Les solutions possibles passent par le dépassement d’une logique néolibérale
Il faut mettre l’accent sur la décision citoyenne, collective et démocratique qui pourrait imposer la centralité de mesures contraignantes : un calendrier pour mettre fin à l’extraction du pétrole, du gaz et du charbon, la fin des subventions aux énergies fossiles, le développement collectif et démocratiques des énergies renouvelables, des campagnes massives de travaux publics pour faire des habitations économes en énergie pour les résident-e-s, particulièrement ceux et celles à faibles revenus, la mise en place de transport public en ville comme en campagne en construisant un réseau électrifié de trains de passagers et de marchandises, en imposant une réduction massive puis la fin de la production de voitures fonctionnant aux énergies fossiles…

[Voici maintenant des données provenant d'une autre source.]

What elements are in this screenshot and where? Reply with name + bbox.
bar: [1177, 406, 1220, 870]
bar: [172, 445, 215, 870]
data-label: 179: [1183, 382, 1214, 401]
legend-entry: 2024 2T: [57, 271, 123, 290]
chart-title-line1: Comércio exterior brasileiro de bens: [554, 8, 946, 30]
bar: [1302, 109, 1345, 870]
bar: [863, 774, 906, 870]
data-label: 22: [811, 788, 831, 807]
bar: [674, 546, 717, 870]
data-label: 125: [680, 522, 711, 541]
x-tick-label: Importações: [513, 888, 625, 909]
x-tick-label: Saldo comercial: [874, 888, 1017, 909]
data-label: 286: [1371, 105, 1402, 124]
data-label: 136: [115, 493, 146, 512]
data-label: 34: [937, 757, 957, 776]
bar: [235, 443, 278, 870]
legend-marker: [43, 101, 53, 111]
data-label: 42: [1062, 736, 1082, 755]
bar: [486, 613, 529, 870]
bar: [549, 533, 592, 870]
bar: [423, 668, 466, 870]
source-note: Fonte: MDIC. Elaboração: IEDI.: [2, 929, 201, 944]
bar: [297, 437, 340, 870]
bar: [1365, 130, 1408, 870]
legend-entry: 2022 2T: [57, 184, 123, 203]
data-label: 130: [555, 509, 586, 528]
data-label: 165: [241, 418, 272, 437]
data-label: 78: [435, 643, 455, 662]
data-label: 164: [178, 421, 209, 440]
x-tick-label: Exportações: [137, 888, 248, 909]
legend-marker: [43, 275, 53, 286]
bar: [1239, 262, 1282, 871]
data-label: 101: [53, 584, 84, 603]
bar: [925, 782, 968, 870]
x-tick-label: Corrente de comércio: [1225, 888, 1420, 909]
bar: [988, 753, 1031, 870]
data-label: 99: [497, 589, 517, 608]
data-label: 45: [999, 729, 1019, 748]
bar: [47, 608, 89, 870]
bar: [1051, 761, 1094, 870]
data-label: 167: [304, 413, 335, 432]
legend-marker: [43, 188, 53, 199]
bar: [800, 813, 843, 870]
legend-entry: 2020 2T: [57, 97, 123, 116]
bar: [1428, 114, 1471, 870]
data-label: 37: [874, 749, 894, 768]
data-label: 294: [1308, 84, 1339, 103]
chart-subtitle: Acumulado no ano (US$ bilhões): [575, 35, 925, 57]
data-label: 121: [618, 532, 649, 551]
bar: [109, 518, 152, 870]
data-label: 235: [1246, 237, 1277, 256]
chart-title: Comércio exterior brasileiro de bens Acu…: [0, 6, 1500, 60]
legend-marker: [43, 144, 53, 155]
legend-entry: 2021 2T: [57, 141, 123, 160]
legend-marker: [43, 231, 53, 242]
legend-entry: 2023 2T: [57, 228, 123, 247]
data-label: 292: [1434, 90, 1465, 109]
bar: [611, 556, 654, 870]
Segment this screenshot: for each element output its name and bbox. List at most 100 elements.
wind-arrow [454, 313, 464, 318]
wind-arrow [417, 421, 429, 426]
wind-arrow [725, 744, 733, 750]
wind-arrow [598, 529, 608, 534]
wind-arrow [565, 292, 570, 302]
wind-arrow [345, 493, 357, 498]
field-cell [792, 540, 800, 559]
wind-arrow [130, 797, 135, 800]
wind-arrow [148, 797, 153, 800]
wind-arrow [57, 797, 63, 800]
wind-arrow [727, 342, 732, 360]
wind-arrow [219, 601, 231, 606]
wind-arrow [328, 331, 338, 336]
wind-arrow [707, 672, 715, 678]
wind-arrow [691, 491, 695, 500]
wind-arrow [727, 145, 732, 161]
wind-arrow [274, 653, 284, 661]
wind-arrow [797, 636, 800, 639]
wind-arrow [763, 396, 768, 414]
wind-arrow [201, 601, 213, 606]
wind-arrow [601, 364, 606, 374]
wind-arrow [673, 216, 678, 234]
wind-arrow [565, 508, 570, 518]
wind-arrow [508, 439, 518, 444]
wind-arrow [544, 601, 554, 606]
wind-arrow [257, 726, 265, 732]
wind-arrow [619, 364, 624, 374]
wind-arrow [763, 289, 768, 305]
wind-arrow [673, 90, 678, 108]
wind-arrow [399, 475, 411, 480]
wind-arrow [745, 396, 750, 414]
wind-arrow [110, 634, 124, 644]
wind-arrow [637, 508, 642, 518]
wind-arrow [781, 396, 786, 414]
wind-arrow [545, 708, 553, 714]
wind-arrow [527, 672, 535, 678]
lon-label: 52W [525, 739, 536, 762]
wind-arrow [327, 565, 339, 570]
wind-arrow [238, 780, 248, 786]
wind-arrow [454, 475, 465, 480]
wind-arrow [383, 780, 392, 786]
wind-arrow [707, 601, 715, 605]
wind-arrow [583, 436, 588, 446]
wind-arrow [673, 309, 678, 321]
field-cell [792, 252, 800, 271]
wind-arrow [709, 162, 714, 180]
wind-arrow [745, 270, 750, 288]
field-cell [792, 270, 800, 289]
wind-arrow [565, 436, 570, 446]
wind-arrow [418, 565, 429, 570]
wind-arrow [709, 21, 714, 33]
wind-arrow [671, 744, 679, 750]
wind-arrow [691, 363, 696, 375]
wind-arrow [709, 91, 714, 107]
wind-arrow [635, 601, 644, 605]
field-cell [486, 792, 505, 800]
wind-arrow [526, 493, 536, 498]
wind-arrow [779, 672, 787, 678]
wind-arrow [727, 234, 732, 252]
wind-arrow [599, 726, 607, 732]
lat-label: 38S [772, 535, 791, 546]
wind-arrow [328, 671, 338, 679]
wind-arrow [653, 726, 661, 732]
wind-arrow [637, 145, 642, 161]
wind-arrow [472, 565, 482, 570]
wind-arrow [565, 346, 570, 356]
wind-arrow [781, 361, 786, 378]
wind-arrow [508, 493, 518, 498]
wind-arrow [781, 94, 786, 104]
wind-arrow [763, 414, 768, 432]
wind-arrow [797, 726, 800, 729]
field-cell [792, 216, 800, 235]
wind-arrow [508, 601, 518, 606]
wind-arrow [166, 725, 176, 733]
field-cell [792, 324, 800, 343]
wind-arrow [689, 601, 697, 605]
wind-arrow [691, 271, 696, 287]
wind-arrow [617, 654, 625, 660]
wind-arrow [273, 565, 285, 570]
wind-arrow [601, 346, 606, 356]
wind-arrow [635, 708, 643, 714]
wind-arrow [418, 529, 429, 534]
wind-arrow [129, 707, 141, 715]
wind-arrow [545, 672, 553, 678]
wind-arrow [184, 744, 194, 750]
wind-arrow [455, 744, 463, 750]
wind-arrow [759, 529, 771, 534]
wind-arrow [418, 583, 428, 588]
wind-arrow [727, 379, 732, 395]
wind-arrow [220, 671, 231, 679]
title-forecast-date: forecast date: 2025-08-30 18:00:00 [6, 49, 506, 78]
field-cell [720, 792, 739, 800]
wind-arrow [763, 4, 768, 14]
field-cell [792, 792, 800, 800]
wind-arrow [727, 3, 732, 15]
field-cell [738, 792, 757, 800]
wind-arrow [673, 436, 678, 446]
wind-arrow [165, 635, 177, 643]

Le financement de ces initiatives passe par la mise en place d’une fiscalité plus redistributive : fiscalité plus lourde pour les banques, les grandes entreprises et les grandes fortunes ; taxer les transactions financières et lutter contre l’évasion fiscale et le recours aux paradis fiscaux. Des propositions concrètes à cet égard ont déjà été élaborées, il s’agit de les reprendre et de montrer leur importance dans le contexte du financement de la lutte aux changements climatiques.
Un plan de transition économique et énergétique ne sera pas le simple produit d’une action gouvernementale d’un gouvernement progressiste. Il nécessitera pour pouvoir être mis en œuvre l’appui d’un large mouvement social mobilisé et organisé dont les prémisses sont déjà en train de se mettre en place.